"Africa is, indeed, coming into fashion." - Horace Walpole (1774)

5.10.2006

one day at a time

I am enjoying a lovely holiday in Kenya. Dinner with the Buckner group last night, ran into my friend Kat today for lunch, and am interviewing my friend Jason tomorrow. It's nice to see friends. And to have a break. And to speak English.

Anyway, thought I should post the pictures from Sunday's International Orphan's Day while there's a good connection. Celtell was the sponsor, so that's why it looks like one big commercial. But the kids loved the visors, and they got a good meal and some fun as a result of the sponsorship.

I should add that Junior's friend Monique, who works in Kinshasa, was in town for training that week. Monique is from Houston, so of course we've become great friends. We stepped out of the car, looked at the site of 2,000 orphans, and she just said, "How did two Texas girls get themselves into this?"





E and Mama Jeanne, who runs an orphanage in Goma.






There's actually a brass band in Goma. Complete with tuba. Sousaphone. Whatever.










This was really cool. Acrobats. They don't have a springboard, so they use a tire. Check out the guy flipping through the air in the middle-right of the shot.




















Ten of the orphanages took part in the program - some sang, others danced or performed a skit or a poem. This group came out and danced right in front of us - they were really good.



















Two Texas girls in the middle of all this. (on the front row, no less. I ended up seated beside the commander of the MONUC battallion. And the vice-governor, um, hit on me. Oh. My.)

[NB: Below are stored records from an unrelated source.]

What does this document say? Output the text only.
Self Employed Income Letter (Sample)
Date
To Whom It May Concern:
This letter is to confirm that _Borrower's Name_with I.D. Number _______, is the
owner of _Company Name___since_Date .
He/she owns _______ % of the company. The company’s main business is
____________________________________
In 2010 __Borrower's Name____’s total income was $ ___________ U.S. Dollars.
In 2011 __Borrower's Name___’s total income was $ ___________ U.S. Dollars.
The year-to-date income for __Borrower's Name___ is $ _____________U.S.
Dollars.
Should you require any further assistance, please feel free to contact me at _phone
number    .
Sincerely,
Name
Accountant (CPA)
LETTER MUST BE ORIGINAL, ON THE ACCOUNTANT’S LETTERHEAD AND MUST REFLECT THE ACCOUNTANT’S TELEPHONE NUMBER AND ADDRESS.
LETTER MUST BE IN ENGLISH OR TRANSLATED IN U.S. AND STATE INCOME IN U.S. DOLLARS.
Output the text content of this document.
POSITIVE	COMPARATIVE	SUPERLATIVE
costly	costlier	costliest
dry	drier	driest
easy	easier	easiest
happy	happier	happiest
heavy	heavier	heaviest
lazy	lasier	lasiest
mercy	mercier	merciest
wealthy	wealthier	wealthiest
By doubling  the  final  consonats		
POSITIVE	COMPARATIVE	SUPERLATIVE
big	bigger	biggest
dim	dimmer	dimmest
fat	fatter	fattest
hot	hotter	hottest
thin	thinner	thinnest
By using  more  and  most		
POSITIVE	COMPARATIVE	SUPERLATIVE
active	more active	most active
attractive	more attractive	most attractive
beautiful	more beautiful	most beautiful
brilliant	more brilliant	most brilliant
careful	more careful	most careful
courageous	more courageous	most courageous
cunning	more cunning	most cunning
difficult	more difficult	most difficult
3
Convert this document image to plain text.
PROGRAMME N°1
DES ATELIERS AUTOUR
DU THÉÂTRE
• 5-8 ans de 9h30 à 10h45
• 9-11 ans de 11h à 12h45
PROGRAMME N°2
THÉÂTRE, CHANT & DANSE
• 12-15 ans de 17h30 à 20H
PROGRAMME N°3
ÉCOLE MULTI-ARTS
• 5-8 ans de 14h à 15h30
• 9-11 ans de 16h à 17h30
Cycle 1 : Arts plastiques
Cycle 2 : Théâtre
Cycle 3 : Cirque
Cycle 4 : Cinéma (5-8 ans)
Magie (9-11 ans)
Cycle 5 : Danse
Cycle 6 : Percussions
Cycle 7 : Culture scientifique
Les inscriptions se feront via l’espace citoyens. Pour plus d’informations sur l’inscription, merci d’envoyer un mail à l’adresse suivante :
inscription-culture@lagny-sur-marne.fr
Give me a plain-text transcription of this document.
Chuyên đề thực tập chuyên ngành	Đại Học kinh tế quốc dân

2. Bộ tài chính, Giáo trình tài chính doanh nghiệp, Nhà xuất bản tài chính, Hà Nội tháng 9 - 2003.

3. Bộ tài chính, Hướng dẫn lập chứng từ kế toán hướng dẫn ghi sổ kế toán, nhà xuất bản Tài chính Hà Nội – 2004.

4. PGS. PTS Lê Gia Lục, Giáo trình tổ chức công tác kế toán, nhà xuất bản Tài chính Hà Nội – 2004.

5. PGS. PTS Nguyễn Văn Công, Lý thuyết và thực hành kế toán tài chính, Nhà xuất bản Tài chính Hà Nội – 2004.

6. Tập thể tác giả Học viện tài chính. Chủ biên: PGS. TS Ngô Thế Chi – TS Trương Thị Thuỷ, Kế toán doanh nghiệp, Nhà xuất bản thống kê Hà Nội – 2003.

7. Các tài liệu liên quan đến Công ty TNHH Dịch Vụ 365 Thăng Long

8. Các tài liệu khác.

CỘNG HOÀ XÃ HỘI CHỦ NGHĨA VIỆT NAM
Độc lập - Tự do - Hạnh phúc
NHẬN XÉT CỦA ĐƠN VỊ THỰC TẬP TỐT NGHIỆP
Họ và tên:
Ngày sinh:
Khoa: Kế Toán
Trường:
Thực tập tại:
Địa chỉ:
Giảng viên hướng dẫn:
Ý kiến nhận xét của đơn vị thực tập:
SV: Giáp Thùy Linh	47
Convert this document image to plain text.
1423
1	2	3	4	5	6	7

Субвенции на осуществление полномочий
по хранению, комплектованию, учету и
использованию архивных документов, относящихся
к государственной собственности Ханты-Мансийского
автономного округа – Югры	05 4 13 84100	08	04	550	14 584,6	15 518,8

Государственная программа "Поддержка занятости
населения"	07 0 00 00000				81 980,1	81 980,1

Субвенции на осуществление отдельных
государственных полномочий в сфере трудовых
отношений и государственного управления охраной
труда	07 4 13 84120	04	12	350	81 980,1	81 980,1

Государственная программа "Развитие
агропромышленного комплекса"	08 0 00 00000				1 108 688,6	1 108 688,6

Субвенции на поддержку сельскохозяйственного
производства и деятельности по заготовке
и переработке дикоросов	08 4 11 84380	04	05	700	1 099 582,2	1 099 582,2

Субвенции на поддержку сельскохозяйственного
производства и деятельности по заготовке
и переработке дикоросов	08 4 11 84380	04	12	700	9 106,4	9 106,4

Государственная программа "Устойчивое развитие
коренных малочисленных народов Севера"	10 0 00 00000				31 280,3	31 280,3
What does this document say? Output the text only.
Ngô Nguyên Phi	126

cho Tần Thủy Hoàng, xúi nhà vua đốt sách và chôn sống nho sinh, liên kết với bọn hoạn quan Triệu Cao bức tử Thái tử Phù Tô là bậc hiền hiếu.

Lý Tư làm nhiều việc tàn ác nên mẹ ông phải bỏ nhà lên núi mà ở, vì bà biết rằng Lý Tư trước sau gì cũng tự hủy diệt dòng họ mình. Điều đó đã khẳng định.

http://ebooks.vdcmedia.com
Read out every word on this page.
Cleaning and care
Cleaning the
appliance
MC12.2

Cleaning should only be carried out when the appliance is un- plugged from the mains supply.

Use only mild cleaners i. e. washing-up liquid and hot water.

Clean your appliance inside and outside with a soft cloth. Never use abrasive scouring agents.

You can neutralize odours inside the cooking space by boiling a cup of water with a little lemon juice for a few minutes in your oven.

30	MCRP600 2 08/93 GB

These girls in red are from a group of former street children. Their group sang a song. You could see the sadness of life in their eyes. It was heartbreaking.

















Serving 2,000 children is no easy task! But these mamas were up to the challenge - they have given their lives to helping Goma's most neglected children.








The thing that will really haunt me is the faces.


































This kid had the best view of anyone.


























































Loaded up on the MONUC trucks to head home.